The Sun's color is white, although from the surface of the Earth it may appear yellow because of atmospheric scattering. Its stellar classification, based on spectral class, is G2V, and is informally designated a yellow star, because the majority of its radiation is in the yellow-green portion of the visible spectrum. In this spectral class label, G2 indicates its surface temperature of approximately 5,778 K (5,505 °C; 9,941 °F), and V (Roman five) indicates that the Sun, like most stars, is a main sequence star, and thus generates its energy by nuclear fusion of hydrogen nuclei into helium. In its core, the sun fuses 430–600 million tons of hydrogen each second. Once regarded by astronomers as a small and relatively insignificant star, the Sun is now presumed to be brighter than about 85% of the stars in the Milky Way galaxy, most of which are red dwarfs. The absolute magnitude of the Sun is +4.83; however, as the star closest to Earth, the Sun is the brightest object in the sky with an apparent magnitude of −26.74. The Sun's hot corona continuously expands in space creating the solar wind, a hypersonic stream of charged particles that extends to the heliopause at roughly 100 astronomical units. The bubble in the interstellar medium formed by the solar wind, the heliosphere, is the largest continuous structure in the Solar System.
The Sun is currently traveling through the Local Interstellar Cloud in the Local Bubble zone, within the inner rim of the Orion Arm of the Milky Way galaxy. Of the 50 nearest stellar systems within 17 light-years from Earth, the Sun ranks 4th in mass. The Sun orbits the center of the Milky Way at a distance of approximately 24,000–26,000 light years from the galactic center, completing one clockwise orbit, as viewed from the galactic north pole, in about 225–250 million years.
The mean distance of the Sun from the Earth is approximately 149.6 million kilometers (1 AU), though this varies as the Earth moves from perihelion in January to aphelion in July. At this average distance, light travels from the Sun to Earth in about 8 minutes and 19 seconds. The energy of this sunlight supports almost all life on Earth by photosynthesis, and drives Earth's climate and weather.

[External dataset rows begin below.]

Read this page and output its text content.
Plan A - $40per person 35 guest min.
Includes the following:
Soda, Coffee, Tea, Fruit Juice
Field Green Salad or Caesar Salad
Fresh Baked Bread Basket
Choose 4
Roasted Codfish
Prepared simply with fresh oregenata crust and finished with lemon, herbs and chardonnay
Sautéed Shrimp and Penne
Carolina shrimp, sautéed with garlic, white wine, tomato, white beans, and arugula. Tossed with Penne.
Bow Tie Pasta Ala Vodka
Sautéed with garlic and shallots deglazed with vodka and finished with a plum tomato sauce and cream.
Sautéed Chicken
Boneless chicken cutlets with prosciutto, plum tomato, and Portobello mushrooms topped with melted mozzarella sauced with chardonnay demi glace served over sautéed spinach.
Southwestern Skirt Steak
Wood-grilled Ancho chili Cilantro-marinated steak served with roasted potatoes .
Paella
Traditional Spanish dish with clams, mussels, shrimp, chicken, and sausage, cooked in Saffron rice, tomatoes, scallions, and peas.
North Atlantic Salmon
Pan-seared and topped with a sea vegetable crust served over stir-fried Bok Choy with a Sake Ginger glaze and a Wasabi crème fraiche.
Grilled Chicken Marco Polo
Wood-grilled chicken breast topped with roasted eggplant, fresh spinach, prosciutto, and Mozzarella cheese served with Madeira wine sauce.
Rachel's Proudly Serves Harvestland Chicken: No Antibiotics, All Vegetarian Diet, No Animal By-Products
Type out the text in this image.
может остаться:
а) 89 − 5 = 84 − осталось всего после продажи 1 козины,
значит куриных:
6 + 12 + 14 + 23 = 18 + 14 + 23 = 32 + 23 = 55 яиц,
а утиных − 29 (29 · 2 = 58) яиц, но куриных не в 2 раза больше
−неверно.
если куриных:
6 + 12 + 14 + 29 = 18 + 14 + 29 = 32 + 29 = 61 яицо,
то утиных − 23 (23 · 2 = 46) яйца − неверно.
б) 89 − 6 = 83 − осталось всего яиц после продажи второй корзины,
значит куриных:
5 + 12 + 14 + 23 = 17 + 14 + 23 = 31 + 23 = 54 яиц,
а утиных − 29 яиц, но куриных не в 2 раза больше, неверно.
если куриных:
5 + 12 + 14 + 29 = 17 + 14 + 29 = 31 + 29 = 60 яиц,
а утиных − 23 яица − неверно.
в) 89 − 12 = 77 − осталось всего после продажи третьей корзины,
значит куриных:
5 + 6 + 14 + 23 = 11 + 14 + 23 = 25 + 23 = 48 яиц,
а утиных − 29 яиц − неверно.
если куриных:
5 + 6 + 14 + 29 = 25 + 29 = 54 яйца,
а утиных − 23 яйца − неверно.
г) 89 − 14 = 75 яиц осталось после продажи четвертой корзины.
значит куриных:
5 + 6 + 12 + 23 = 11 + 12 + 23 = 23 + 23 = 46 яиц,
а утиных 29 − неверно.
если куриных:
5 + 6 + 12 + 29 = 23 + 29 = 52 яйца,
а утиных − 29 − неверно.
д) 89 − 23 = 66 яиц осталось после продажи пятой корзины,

The enormous effect of the Sun on the Earth has been recognized since prehistoric times, and the Sun has been regarded by some cultures as a deity. An accurate scientific understanding of the Sun developed slowly, and as recently as the 19th century prominent scientists had little knowledge of the Sun's physical composition and source of energy. This understanding is still developing; there are a number of present-day anomalies in the Sun's behavior that remain unexplained.